Ces lignes ne sont pas issues d’un manifeste de Corsica Libera. Elles sont extraites d’un petit texte lumineux - bien que méconnu - publié en 1870 par D.-M. de Buttafoco : « La Corse et la France ».1

Dès l’incipit, l’auteur annonce la couleur : « La Corse était une nation indépendante et libre avec un gouvernement issu de la volonté nationale, des institutions en rapport avec les besoins, les aspirations, le caractère et les mœurs de ses habitants, une magistrature intègre et énergique, des lois sages. Mais tout à coup cette nation disparaît pour se fondre dans une autre. La France, qui depuis longtemps convoitait la possession de cette île… »

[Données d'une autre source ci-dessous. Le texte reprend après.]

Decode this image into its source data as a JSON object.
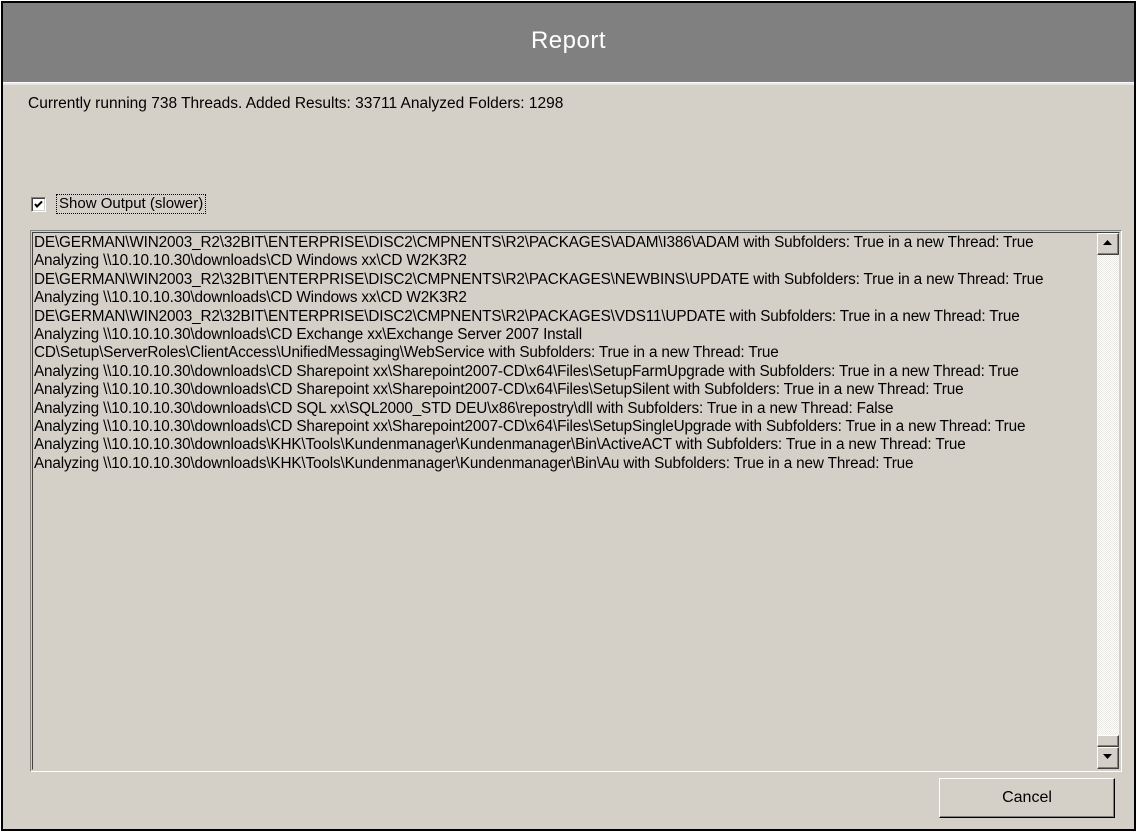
{
  "window": {
    "title": "Report"
  },
  "status": {
    "text": "Currently running 738 Threads. Added Results: 33711 Analyzed Folders: 1298"
  },
  "show_output": {
    "label": "Show Output (slower)",
    "checked": true
  },
  "output": {
    "lines": [
      "DE\\GERMAN\\WIN2003_R2\\32BIT\\ENTERPRISE\\DISC2\\CMPNENTS\\R2\\PACKAGES\\ADAM\\I386\\ADAM with Subfolders: True in a new Thread: True",
      "Analyzing \\\\10.10.10.30\\downloads\\CD Windows xx\\CD W2K3R2",
      "DE\\GERMAN\\WIN2003_R2\\32BIT\\ENTERPRISE\\DISC2\\CMPNENTS\\R2\\PACKAGES\\NEWBINS\\UPDATE with Subfolders: True in a new Thread: True",
      "Analyzing \\\\10.10.10.30\\downloads\\CD Windows xx\\CD W2K3R2",
      "DE\\GERMAN\\WIN2003_R2\\32BIT\\ENTERPRISE\\DISC2\\CMPNENTS\\R2\\PACKAGES\\VDS11\\UPDATE with Subfolders: True in a new Thread: True",
      "Analyzing \\\\10.10.10.30\\downloads\\CD Exchange xx\\Exchange Server 2007 Install",
      "CD\\Setup\\ServerRoles\\ClientAccess\\UnifiedMessaging\\WebService with Subfolders: True in a new Thread: True",
      "Analyzing \\\\10.10.10.30\\downloads\\CD Sharepoint xx\\Sharepoint2007-CD\\x64\\Files\\SetupFarmUpgrade with Subfolders: True in a new Thread: True",
      "Analyzing \\\\10.10.10.30\\downloads\\CD Sharepoint xx\\Sharepoint2007-CD\\x64\\Files\\SetupSilent with Subfolders: True in a new Thread: True",
      "Analyzing \\\\10.10.10.30\\downloads\\CD SQL xx\\SQL2000_STD DEU\\x86\\repostry\\dll with Subfolders: True in a new Thread: False",
      "Analyzing \\\\10.10.10.30\\downloads\\CD Sharepoint xx\\Sharepoint2007-CD\\x64\\Files\\SetupSingleUpgrade with Subfolders: True in a new Thread: True",
      "Analyzing \\\\10.10.10.30\\downloads\\KHK\\Tools\\Kundenmanager\\Kundenmanager\\Bin\\ActiveACT with Subfolders: True in a new Thread: True",
      "Analyzing \\\\10.10.10.30\\downloads\\KHK\\Tools\\Kundenmanager\\Kundenmanager\\Bin\\Au with Subfolders: True in a new Thread: True"
    ]
  },
  "buttons": {
    "cancel_label": "Cancel"
  },
  "colors": {
    "titlebar": "#808080",
    "dialog_bg": "#d4d0c8"
  }
}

Quelques pages plus loin, il ajoute : « la Corse n’est devenue un département français qu’à la suite d’une lutte inégale… », ouvrant la voie aux rédacteurs de A Cispra qui écriront, quarante ans plus tard, la fameuse formule : « A Corsica ùn hè micca un dipartimentu francese : hè una nazione vinta chì hà da rinasce ! ».2

D.-M. de Buttafoco répond par ailleurs au sempiternel argument parisien tiré du mensonge de la « solidarité nationale » (dont les dirigeants français continuent à nous rebattre les oreilles de nos jours !) : « …depuis cent ans que la Corse est française, le nombre des améliorations et des bienfaits dont elle a été comblée se réduit à un chiffre à peu près insignifiant. Nous n’exagérons rien, nous constatons. »

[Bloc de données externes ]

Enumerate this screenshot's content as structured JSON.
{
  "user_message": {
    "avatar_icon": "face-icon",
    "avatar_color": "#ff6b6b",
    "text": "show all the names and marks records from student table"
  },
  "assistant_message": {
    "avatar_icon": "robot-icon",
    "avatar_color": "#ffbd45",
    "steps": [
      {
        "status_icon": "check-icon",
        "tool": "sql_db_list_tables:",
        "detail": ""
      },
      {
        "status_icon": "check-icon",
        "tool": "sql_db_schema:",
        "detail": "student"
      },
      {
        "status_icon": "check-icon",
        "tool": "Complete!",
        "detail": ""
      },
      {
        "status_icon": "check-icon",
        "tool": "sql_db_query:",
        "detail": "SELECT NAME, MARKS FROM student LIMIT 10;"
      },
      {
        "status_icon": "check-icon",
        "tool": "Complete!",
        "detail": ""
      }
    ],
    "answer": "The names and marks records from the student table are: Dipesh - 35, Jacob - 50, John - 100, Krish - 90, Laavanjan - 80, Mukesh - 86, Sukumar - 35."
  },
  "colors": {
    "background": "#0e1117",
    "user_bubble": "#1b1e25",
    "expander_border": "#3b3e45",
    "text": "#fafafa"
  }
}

Non sans élégance, il se refuse à profiter des problèmes rencontrés par la France pour obtenir l’indépendance qu’il appelle de ses vœux (« Mais le moment n’est pas encore venu de discuter de ce sujet. »). En effet, l’heure est selon lui à « l’expulsion de l’ennemi », l’honneur commandant de livrer une guerre sans merci aux Prussiens. Ensuite, il sera temps pour les Corses de faire valoir « le vif sentiment de leur indépendance et de leur dignité. »

Et l’auteur de conclure : « Eh quoi ! nous les enfants de Sambucuccio, de Sampiero, de Ceccaldi, de Giafferi, de de Paoli, nous les descendants des premiers apôtres de la liberté en Europe, nous nous voilerions la face devant le mépris insolent de nos dominateurs, et refoulant au fond de l’âme tout sentiment de légitime indignation nous justifierions par une indifférence leur attitude à notre égard, Non, cela ne peut pas être, cela ne sera pas. »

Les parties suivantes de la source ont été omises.